La recalcitrante oligarquía bicentenaria del país, nos hace experimentar el sabor amargo de la incredulidad; lo que conlleva a interpretar una disidencia política de orden institucional, decisión con clara connotación política, que viene practicando el propio jefe del gobierno nacional; donde crea exclusión que genera desconfianza toda vez que sublima los valores de la ética.
Esta discusión sin punto final debe pasar a la historia y como tal reemplazarla por cambios innovadores y compromisos de gestión, acabando así los extremos antagónicos e irreconciliables de la política.
Los ciudadanos de bien estamos obligados a defender un sistema de ideas que crea profundamente en la capacidad de los seres humanos para ejercer responsablemente su libertad para elegir; debemos empoderarnos de debates serios con argumentos contundentes que generen espacios orientados a construir propuestas hacia el cambio bajo una mentalidad creativa. Es necesario desactivar el combustible de la guerra; sacar adelante decisiones valientes con pureza y rectitud, entre ellas ser honestos, responsables y cumplidores, base esencial de la verdadera democracia.

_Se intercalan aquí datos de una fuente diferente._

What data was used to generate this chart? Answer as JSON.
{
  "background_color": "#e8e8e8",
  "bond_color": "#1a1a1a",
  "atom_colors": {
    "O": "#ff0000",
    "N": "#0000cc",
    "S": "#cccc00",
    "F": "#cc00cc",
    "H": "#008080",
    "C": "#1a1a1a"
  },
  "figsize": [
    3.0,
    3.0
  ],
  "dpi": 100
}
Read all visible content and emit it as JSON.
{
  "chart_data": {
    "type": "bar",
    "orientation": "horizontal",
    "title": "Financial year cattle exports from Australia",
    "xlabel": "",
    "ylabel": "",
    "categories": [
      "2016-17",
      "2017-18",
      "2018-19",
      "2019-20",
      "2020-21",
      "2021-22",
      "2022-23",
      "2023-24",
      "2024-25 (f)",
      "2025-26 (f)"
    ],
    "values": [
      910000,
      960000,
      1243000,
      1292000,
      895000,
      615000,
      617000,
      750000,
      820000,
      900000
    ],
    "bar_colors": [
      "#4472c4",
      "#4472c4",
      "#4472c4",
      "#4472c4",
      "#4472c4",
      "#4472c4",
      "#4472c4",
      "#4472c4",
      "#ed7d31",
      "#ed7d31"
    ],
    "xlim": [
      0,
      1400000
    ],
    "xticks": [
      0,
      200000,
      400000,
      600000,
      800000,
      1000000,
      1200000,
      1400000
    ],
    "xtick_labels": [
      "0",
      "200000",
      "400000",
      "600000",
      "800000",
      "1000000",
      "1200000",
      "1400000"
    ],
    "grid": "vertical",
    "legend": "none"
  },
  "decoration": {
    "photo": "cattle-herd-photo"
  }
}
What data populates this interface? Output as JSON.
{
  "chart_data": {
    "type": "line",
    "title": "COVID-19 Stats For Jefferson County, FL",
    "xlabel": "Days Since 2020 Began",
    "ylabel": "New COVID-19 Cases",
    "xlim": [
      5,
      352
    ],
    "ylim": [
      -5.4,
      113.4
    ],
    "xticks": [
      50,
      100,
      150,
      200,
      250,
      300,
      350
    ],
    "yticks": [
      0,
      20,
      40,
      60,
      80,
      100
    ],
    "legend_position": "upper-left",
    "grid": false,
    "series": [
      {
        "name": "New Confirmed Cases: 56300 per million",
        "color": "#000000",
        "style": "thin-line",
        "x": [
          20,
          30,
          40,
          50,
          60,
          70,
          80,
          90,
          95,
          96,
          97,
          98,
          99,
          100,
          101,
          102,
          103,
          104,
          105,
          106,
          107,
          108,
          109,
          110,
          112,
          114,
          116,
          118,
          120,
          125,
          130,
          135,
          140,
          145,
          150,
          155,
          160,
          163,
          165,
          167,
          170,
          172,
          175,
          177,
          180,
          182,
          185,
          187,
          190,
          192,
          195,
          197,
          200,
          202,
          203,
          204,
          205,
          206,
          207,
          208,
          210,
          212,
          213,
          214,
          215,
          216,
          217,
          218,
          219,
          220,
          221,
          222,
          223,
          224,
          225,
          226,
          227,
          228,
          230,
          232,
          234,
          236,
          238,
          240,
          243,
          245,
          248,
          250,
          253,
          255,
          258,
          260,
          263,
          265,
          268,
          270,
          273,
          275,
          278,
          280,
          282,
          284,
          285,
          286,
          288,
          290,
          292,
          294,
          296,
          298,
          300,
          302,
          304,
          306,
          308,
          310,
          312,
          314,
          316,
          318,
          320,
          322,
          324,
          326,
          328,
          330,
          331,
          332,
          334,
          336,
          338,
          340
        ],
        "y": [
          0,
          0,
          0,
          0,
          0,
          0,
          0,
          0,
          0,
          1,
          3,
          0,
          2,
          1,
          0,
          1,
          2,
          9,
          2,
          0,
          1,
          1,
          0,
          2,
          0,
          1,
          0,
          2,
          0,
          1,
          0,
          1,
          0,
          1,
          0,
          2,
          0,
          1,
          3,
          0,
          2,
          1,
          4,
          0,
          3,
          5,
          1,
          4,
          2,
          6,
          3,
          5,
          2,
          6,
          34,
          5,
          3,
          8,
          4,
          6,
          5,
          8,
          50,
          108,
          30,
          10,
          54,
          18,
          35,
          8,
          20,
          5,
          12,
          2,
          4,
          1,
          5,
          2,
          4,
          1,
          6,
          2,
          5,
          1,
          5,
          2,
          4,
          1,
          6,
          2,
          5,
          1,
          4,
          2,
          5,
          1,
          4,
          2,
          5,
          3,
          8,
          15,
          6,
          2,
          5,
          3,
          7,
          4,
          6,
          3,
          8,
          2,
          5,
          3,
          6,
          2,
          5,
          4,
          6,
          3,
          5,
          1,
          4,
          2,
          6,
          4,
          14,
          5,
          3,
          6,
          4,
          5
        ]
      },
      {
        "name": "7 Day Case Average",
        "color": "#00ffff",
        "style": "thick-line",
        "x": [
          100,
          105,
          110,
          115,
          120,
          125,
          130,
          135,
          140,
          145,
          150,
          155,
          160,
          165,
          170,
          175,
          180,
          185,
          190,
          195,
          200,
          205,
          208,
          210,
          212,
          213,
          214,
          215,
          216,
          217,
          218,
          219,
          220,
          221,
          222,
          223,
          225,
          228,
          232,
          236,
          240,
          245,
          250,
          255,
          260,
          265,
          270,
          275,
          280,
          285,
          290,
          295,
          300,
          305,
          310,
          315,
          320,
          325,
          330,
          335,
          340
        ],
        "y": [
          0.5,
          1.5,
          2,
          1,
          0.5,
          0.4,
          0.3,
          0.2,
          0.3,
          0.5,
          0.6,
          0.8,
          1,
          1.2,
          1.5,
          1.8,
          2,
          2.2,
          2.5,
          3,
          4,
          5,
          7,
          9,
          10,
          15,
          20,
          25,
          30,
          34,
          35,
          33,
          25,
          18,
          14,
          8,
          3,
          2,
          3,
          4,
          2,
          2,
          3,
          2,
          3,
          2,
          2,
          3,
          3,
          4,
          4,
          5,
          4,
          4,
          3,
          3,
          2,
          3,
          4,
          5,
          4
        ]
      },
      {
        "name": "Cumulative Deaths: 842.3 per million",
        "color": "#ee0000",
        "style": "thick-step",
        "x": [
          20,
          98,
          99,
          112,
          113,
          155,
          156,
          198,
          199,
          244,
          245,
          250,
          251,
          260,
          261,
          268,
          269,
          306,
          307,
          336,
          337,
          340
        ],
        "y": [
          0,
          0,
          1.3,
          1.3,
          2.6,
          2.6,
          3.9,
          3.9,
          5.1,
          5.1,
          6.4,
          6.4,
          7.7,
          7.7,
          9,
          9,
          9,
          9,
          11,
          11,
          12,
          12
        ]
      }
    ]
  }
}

Demos al máximo promover la prioridad general de garantizar la efectividad de los principios , derechos y deberes consagrados en la Constitución Nacional; igualmente aprobar una agenda que garantice las libertades individuales y colectivas; articular un proceso educativo que exija a propios criterios de calidad y equidad. Finalmente dar legitimidad a todo lo pactado que beneficie a la sociedad mediante y un dialogo político que permita una apertura hacia el mejoramiento de la sociedad, signado por la disyuntiva de la paz. Al máximo debemos impedir que las ambigüedades sean instrumentalizadas en las campañas políticas, por el contrario consolidar un liderazgo depurado de odios y rencores.